Aldermen decide to rebid improvement project after lowest offer comes in well above $550,000 budget
As a crew from the Army Corps of Engineers is completing repairs to the steel cell section of the Port Washington breakwater, the Common Council on Tuesday took the rare step of rejecting bids for the next phase of improvements to the structure.
The city had received two bids for the work, with the low bid coming in at about $705,000, City Administrator Mark Grams said. The budget for the project was $550,000.
Grams said the city had its consultant, Foth Infrastructure and Environment, look at the plan to see how it could be altered to meet the city’s needs, but even after these changes the project was still about $56,000 over budget.
After consulting with City Attorney Eric Eberhardt, Grams said, the decision was made to rebid the project, redesigning as necessary before seeking the new bids.
“Hopefully we’ll get more bidders,” Grams said, noting two or three other contractors said they wanted to submit bids but could not meet the city’s time schedule for the work.
The city had hoped to start work on the gateway project in August, with work continuing through the remainder of the year.
Even with the rebidding, Grams said, officials hope that work on the gateway project, including construction of a fishing platform and facilities to make it handicapped accessible, can begin late this year.
The second phase of the gateway project, which includes improvements to the land surrounding the breakwater, is expected to be done next year.
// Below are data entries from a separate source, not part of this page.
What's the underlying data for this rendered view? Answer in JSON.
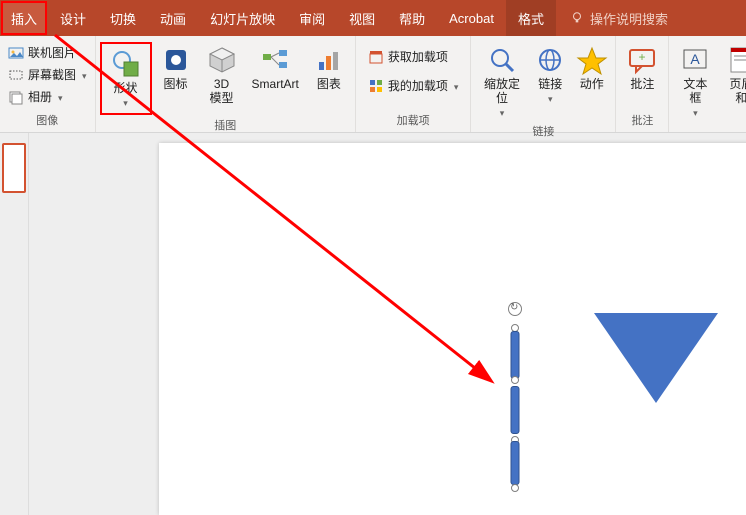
{
  "tabs": {
    "insert": "插入",
    "design": "设计",
    "transition": "切换",
    "animation": "动画",
    "slideshow": "幻灯片放映",
    "review": "审阅",
    "view": "视图",
    "help": "帮助",
    "acrobat": "Acrobat",
    "format": "格式",
    "search": "操作说明搜索"
  },
  "ribbon": {
    "image_group": {
      "online_pics": "联机图片",
      "screenshot": "屏幕截图",
      "album": "相册",
      "label": "图像"
    },
    "illustration_group": {
      "shapes": "形状",
      "icons": "图标",
      "model3d": "3D\n模型",
      "smartart": "SmartArt",
      "chart": "图表",
      "label": "插图"
    },
    "addins_group": {
      "get_addins": "获取加载项",
      "my_addins": "我的加载项",
      "label": "加载项"
    },
    "links_group": {
      "zoom": "缩放定位",
      "link": "链接",
      "action": "动作",
      "label": "链接"
    },
    "comment_group": {
      "comment": "批注",
      "label": "批注"
    },
    "text_group": {
      "textbox": "文本框",
      "header_footer": "页眉和"
    }
  }
}
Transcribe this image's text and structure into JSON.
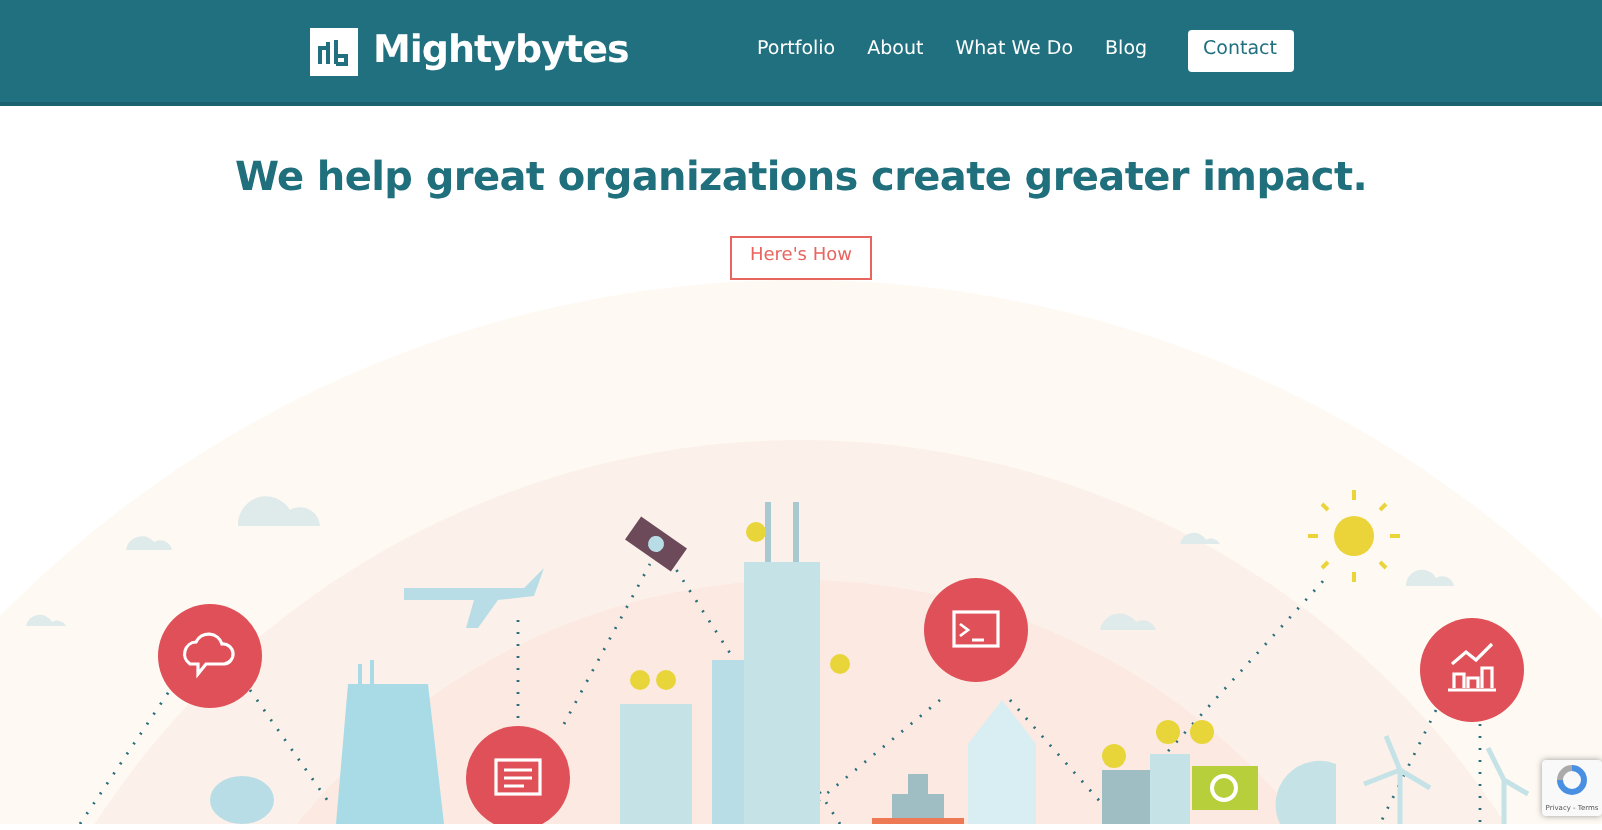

Mayor Tom Mlada said that the delay will mean that pedestrians will be able to access the breakwater longer than expected this year.
Officials had expected that the breakwater would be open from July 4, when the current project wraps up, until the gateway project began in August.
Now, Mlada said, the breakwater will be open throughout August and at least into September.
The Army Corps crew currently working on the breakwater project has completed repairs to 11 of the 22 steel cells, Mlada said. The work should be completed in 10 to 12 days, as long as the weather holds.
“It’s exciting that it’s almost at a close,” he said, adding that the delay in the gateway project “will give people the chance to get out there and see the great job the Army Corps of Engineers has done.”
The Common Council on Tuesday also approved a grant application for the final phase of the breakwater project — repairing the structure from the steel cell section east to the lighthouse.
The city is seeking $2.4 million from the Harbor Assistance Grant Program for the work, which would be matched by a $600,000 contribution from the city.
The city has received a Harbor Assistance grant for the current work, Grams told aldermen.
The city is also seeking money from the Army Corps of Engineers to complete that portion of the project. Mlada sent a letter to the Corps of Engineers this spring asking it to contribute $2 million to $3 million to complete that work.